When Steven traced his biological parents, he discovered that he is descended from a long line of artists, writers, boat builders and adventurers.
“Engineering without art is just calculating,” Steven says. “And art without engineering is dreaming.”
In 1910, Steven’s grandfather built a boat and sailed down the Mississippi River into what was then wild country. He kept a journal.
This spring, when Steven launches his Microship, he’ll take his grandfather’s journal along, compare notes and incorporate the contrast into the book he plans to write. With the help of his computer, Steven will also record the details of the altered environment, providing the information to those who can best make use of it.
The union of art and technology brought Steven his traveling companion, a woman he met, naturally enough, on the Internet.

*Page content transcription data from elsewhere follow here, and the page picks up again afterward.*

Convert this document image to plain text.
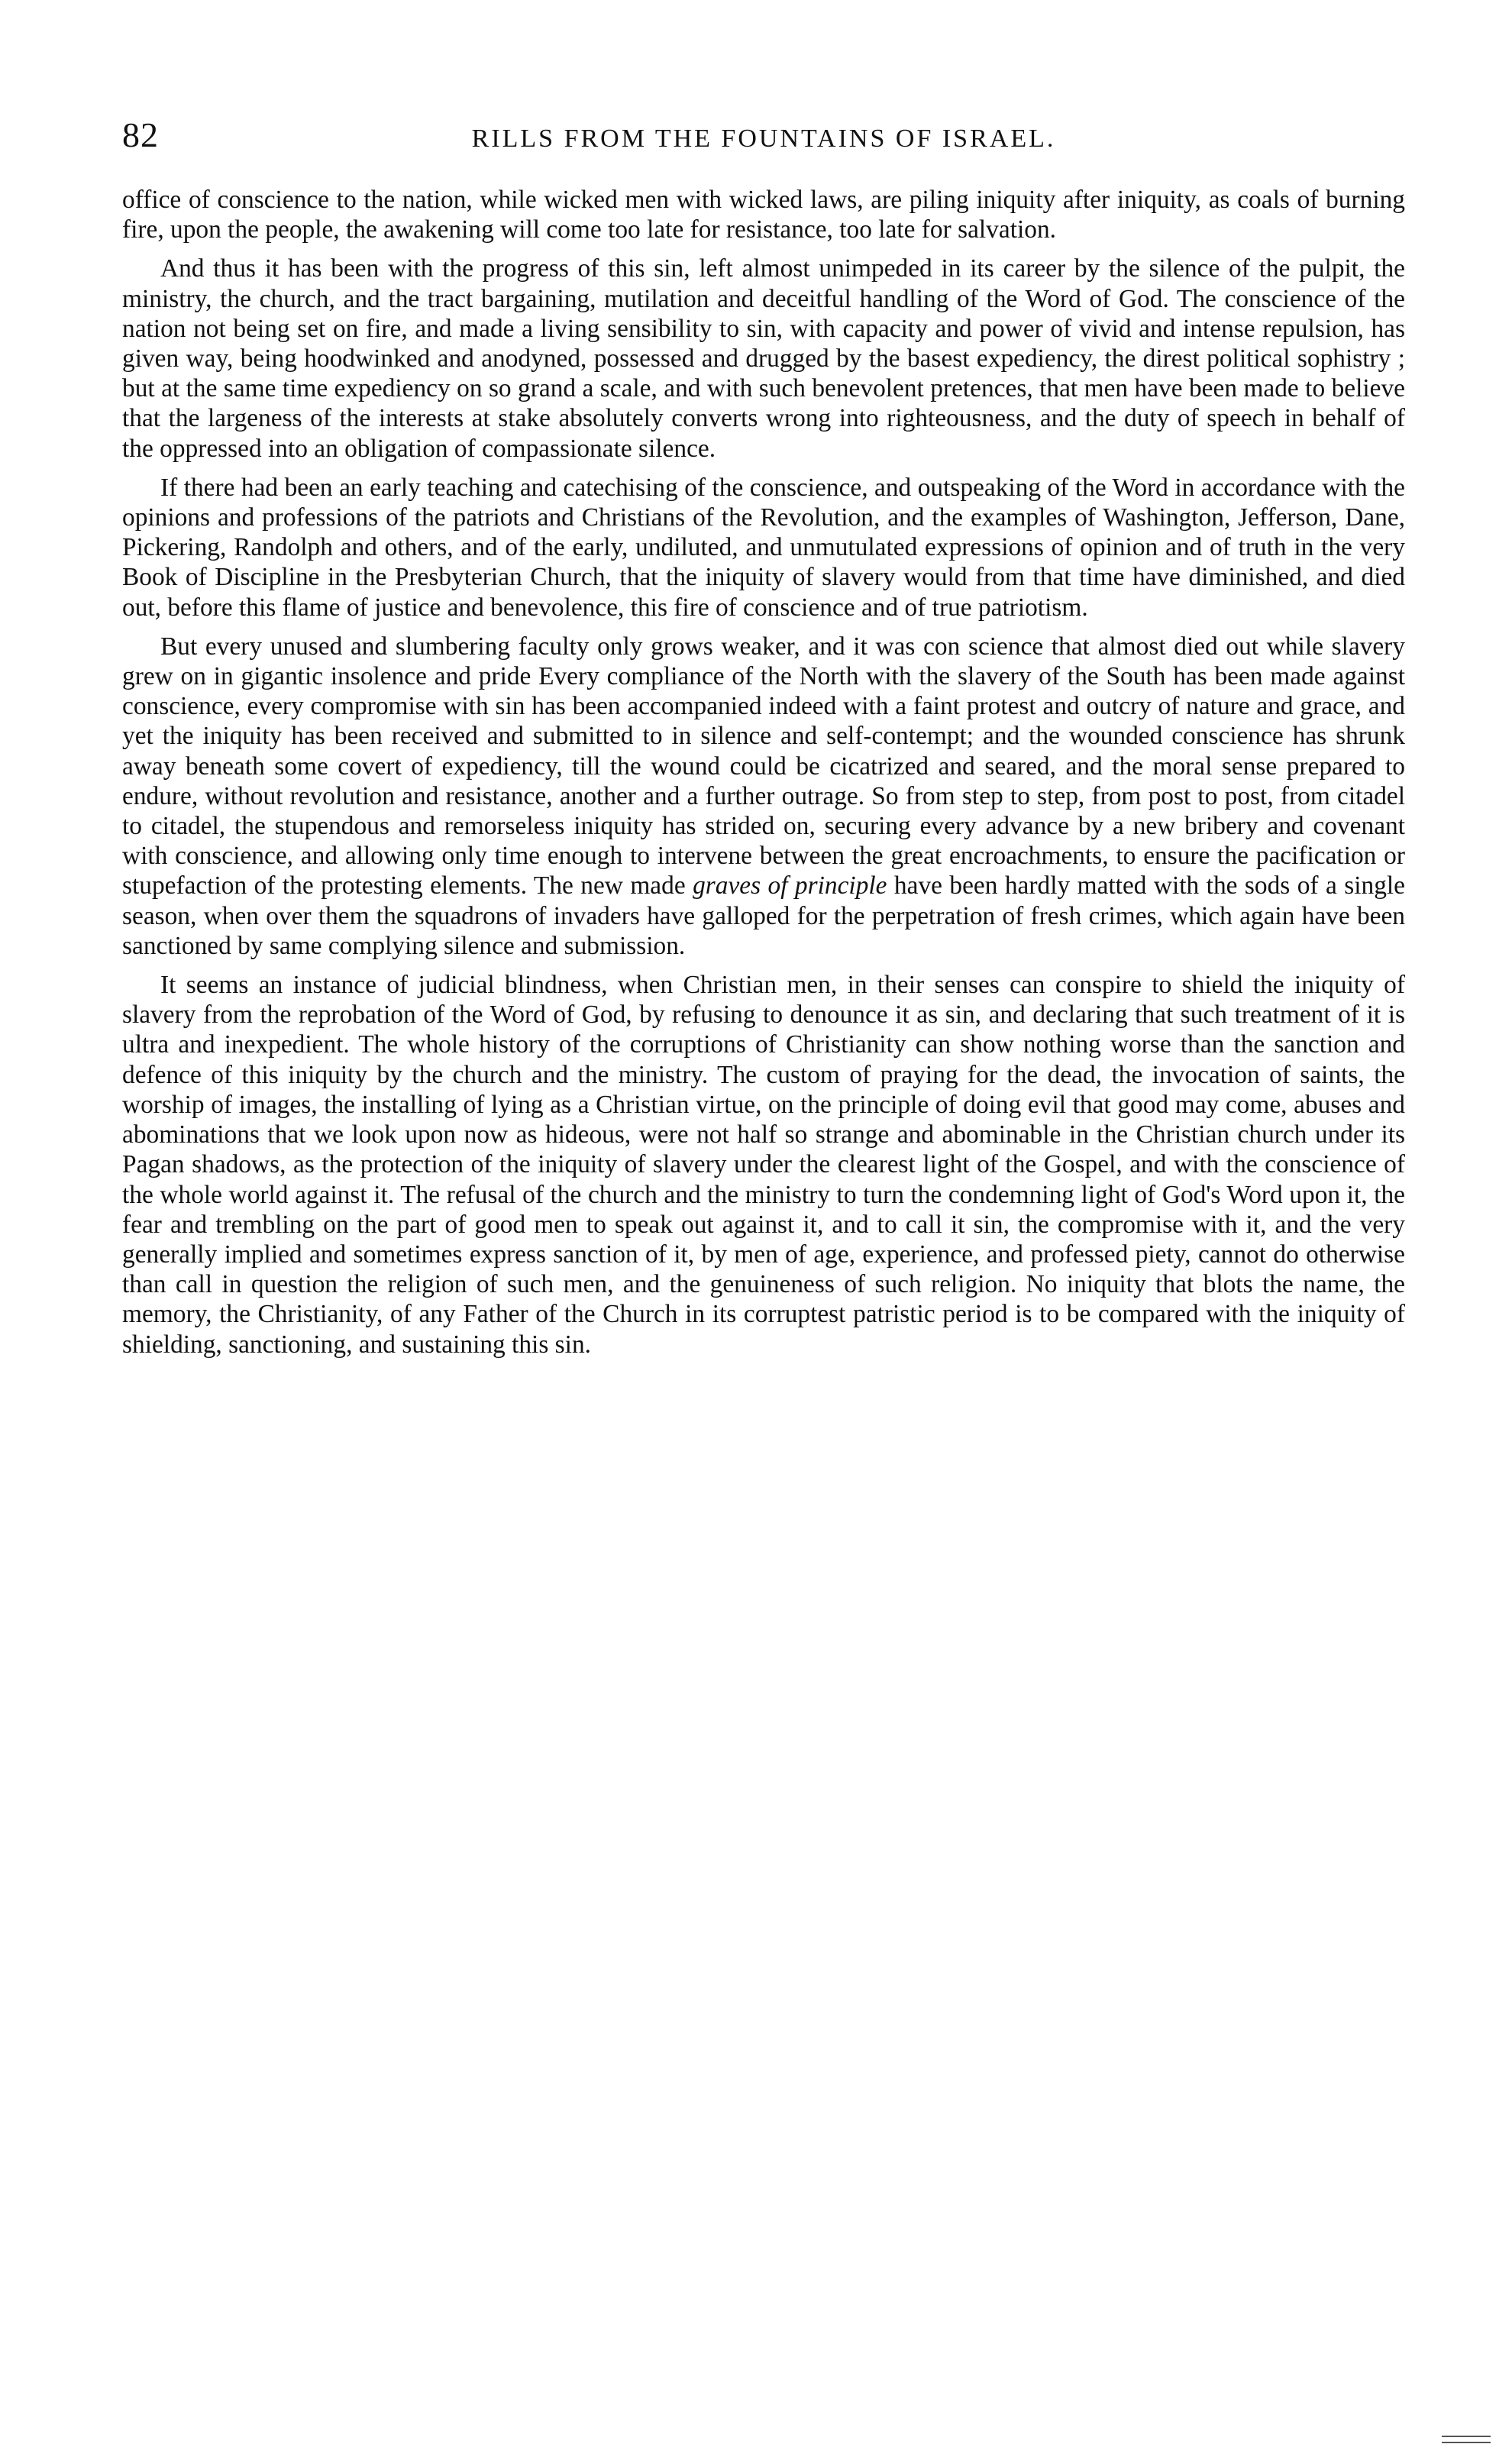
82	RILLS FROM THE FOUNTAINS OF ISRAEL.

office of conscience to the nation, while wicked men with wicked laws, are piling iniquity after iniquity, as coals of burning fire, upon the people, the awakening will come too late for resistance, too late for salvation.

And thus it has been with the progress of this sin, left almost unimpeded in its career by the silence of the pulpit, the ministry, the church, and the tract bargaining, mutilation and deceitful handling of the Word of God. The conscience of the nation not being set on fire, and made a living sensibility to sin, with capacity and power of vivid and intense repulsion, has given way, being hoodwinked and anodyned, possessed and drugged by the basest expediency, the direst political sophistry ; but at the same time expediency on so grand a scale, and with such benevolent pretences, that men have been made to believe that the largeness of the interests at stake absolutely converts wrong into righteousness, and the duty of speech in behalf of the oppressed into an obligation of compassionate silence.

If there had been an early teaching and catechising of the conscience, and outspeaking of the Word in accordance with the opinions and professions of the patriots and Christians of the Revolution, and the examples of Washington, Jefferson, Dane, Pickering, Randolph and others, and of the early, undiluted, and unmutulated expressions of opinion and of truth in the very Book of Discipline in the Presbyterian Church, that the iniquity of slavery would from that time have diminished, and died out, before this flame of justice and benevolence, this fire of conscience and of true patriotism.

But every unused and slumbering faculty only grows weaker, and it was con science that almost died out while slavery grew on in gigantic insolence and pride Every compliance of the North with the slavery of the South has been made against conscience, every compromise with sin has been accompanied indeed with a faint protest and outcry of nature and grace, and yet the iniquity has been received and submitted to in silence and self-contempt; and the wounded conscience has shrunk away beneath some covert of expediency, till the wound could be cicatrized and seared, and the moral sense prepared to endure, without revolution and resistance, another and a further outrage. So from step to step, from post to post, from citadel to citadel, the stupendous and remorseless iniquity has strided on, securing every advance by a new bribery and covenant with conscience, and allowing only time enough to intervene between the great encroachments, to ensure the pacification or stupefaction of the protesting elements. The new made graves of principle have been hardly matted with the sods of a single season, when over them the squadrons of invaders have galloped for the perpetration of fresh crimes, which again have been sanctioned by same complying silence and submission.

It seems an instance of judicial blindness, when Christian men, in their senses can conspire to shield the iniquity of slavery from the reprobation of the Word of God, by refusing to denounce it as sin, and declaring that such treatment of it is ultra and inexpedient. The whole history of the corruptions of Christianity can show nothing worse than the sanction and defence of this iniquity by the church and the ministry. The custom of praying for the dead, the invocation of saints, the worship of images, the installing of lying as a Christian virtue, on the principle of doing evil that good may come, abuses and abominations that we look upon now as hideous, were not half so strange and abominable in the Christian church under its Pagan shadows, as the protection of the iniquity of slavery under the clearest light of the Gospel, and with the conscience of the whole world against it. The refusal of the church and the ministry to turn the condemning light of God's Word upon it, the fear and trembling on the part of good men to speak out against it, and to call it sin, the compromise with it, and the very generally implied and sometimes express sanction of it, by men of age, experience, and professed piety, cannot do otherwise than call in question the religion of such men, and the genuineness of such religion. No iniquity that blots the name, the memory, the Christianity, of any Father of the Church in its corruptest patristic period is to be compared with the iniquity of shielding, sanctioning, and sustaining this sin.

“The Internet,” Steven says, “is a virtual community of many millions of people. You don’t get distracted by physical components. You can fall in love with somebody’s brain.”
The brain he fell in love with belonged to a woman named Lisa, a photojournalist who had been covering art that incorporates innovative technology. Like Steven, Lisa is familiar with out-of-the-ordinary lifestyles. It probably helps that she is the daughter of a British diplomat and spent a portion of her youth in Malawi, the first country south of Zimbabwe in east Africa.
Equally in love, Lisa flew in from London to meet face to face. Lisa and Steven were married two years ago. This spring, two Microships will be launched into Puget Sound for trial runs. In 2000, the journey will expand, starting at the headwaters of the Missouri, moving across the plains to the Mississippi, up the Ohio River, south to the Gulf of Mexico, around the Florida Keys, up the Atlantic Coast and on . . .
After that, who knows. Having explored land and water, the air might be next.
“A dirigible,” says Lisa, pronouncing it as the French word it really is. “I’d go for that.”